Genes relevant to BNPP
The QTLs of BNPP were easily affected by changes to the environment. No repeated QTLs were detected under all four salt conditions and most QTLs were identified in only one or two salt environments. For example, QTLs TM57617_TM57620 (D05: 24.3-24.8 Mb, detected with 16 times) and TM74225 (D10: 24.1-24.5 Mb, detected with 7 times) were identified in salt conditions C and D. However, QTL TM52041_TM52044 (D02: 49.2-49.7 Mb, detected with 6 times) was identified only in salt condition A, and QTL TM29006 (A08: 81.7-82.1 Mb, detected with 5 times) was identified only in salt condition B. These results indicate that the genes regulating the number of bolls varied in different salt conditions.
A large number of items related to ion transport were found to be enriched through GO analysis (Additional file 13: Fig. S6 and Additional file 11: Table S7). In order to further explore the relationship between stress tolerance and boll number, we performed RNA-seq analysis using the salt stress transcriptome of Gossypium acc. TM-1. With the filter of FPKM ≥ 3, 500 genes (446 in roots and 395 in leaves) in QTL regions were obtained. With GO annotation and differential expression analysis, we focused on 40 salt-inducible stress response genes. Of them, 6 were commonly identified in roots and leaves (Additional file 17: Fig. S8, Additional file 18: Table S10 and Additional file 19: Table S11). Gh_A04G1216 encodes a high-affinity K+ transporter 1 (HKT1). AtHKT1 limits root-to-shoot sodium transportation and is believed to be essential for salt tolerance in Arabidopsis thaliana [32]. Gh_A05G3239 encodes a peroxidase superfamily protein (POD), which has been shown to play an important role in anti-oxidation under salt stress in cotton [33]. Gh_A08G1183 encodes a mitogen-activated protein kinase (MAPK), which has been widely reported to be associated with salt tolerance in cotton [34]. In addition to the ion transport GO term, carbohydrate metabolism was active under salt stress, for example, 10 genes were identified in the enriched GO term “polysaccharide catabolic process” and 3 of them were differentially expressed under salt stress.

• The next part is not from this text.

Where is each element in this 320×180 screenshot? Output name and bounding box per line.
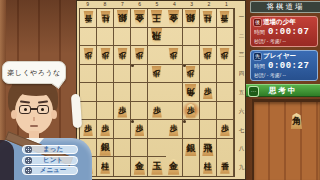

Cell cycle regulation is of pivotal importance for plant growth and development [35]. A total of 33 genes were identified in the enriched GO term “cell cycle”, 8 of which were differentially expressed under salt stress. These candidate genes could contribute to increasing boll number under different salt environments in cotton.

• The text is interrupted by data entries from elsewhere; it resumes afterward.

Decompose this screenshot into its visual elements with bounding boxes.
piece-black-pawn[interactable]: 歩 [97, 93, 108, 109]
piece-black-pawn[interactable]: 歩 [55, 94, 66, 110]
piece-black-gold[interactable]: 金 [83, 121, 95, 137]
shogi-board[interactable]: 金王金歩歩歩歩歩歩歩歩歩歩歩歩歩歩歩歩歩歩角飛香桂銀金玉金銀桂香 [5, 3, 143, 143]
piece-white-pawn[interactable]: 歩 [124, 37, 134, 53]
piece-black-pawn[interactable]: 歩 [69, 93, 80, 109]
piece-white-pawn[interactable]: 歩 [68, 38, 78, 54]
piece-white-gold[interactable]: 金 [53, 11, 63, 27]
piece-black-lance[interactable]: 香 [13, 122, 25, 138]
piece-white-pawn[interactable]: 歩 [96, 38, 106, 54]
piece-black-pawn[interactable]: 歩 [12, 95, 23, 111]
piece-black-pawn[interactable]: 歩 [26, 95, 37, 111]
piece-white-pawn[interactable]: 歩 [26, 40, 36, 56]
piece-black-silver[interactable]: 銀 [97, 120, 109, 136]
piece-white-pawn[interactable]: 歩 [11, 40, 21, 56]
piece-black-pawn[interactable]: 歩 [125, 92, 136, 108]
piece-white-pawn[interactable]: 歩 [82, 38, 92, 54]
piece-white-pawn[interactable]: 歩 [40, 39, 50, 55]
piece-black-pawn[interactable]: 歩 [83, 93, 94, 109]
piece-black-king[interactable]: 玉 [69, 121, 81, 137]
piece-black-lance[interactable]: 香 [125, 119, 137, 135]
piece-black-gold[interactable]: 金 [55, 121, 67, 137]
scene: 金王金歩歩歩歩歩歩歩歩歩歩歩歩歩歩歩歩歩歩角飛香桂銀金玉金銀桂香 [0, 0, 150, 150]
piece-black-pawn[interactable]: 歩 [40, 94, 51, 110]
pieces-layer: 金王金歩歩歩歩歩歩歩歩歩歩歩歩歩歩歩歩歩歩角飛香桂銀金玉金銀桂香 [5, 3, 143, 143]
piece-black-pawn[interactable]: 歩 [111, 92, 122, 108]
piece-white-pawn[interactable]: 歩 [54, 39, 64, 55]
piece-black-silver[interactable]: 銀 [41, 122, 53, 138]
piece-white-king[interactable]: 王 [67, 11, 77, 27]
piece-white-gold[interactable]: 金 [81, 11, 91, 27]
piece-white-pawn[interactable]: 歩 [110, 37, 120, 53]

In order to explore the key genes and mechanisms of boll number regulation under high and low salt conditions, we compared the genes located in the QTL regions of BNPP between conditions A and D. In total, 204 and 265 genes were identified under salt conditions A and D, respectively. GO enrichment analyses showed significantly different functional classification of genes between high and low salt conditions. GO terms related to “polysaccharide metabolic process”, “carbohydrate catabolic process” and “cell wall organization” were enriched under high salt condition A (Fig. 5A, Additional file 20: Table S12), while “cell cycle”, “ion transmembrane transport” and “regulation of signal transduction” were enriched under low salt condition D (Fig. 5B). This indicates that carbohydrate metabolism and cell structure maintenance play crucial roles under high salt conditions, while ion transport is a basal process that is more important under low salt conditions. Under high salt conditions, several candidate genes associated with BNPP were detected. Gh_A11G1551 encodes a proline dehydrogenase 1 (ProDH1), also called early responsive to dehydration 5 (ERD5), which has been studied extensively, especially under abiotic stress [36]. For energy metabolism, Gh_A05G1912 encodes an isoamylase 3 (ISA3), which contributes to starch breakdown. Under low salt conditions, three candidate genes were identified to play important roles in the balance between sodium and potassium. In detail, Gh_A10G0441 encodes a potassium transporter 1 (KUP1) [37], Gh_A12G0074 encodes a high affinity K+ transporter 5 (HAK5) [38] and Gh_A12G0061 encodes a sodium hydrogen exchanger 2 (NHX2) [39].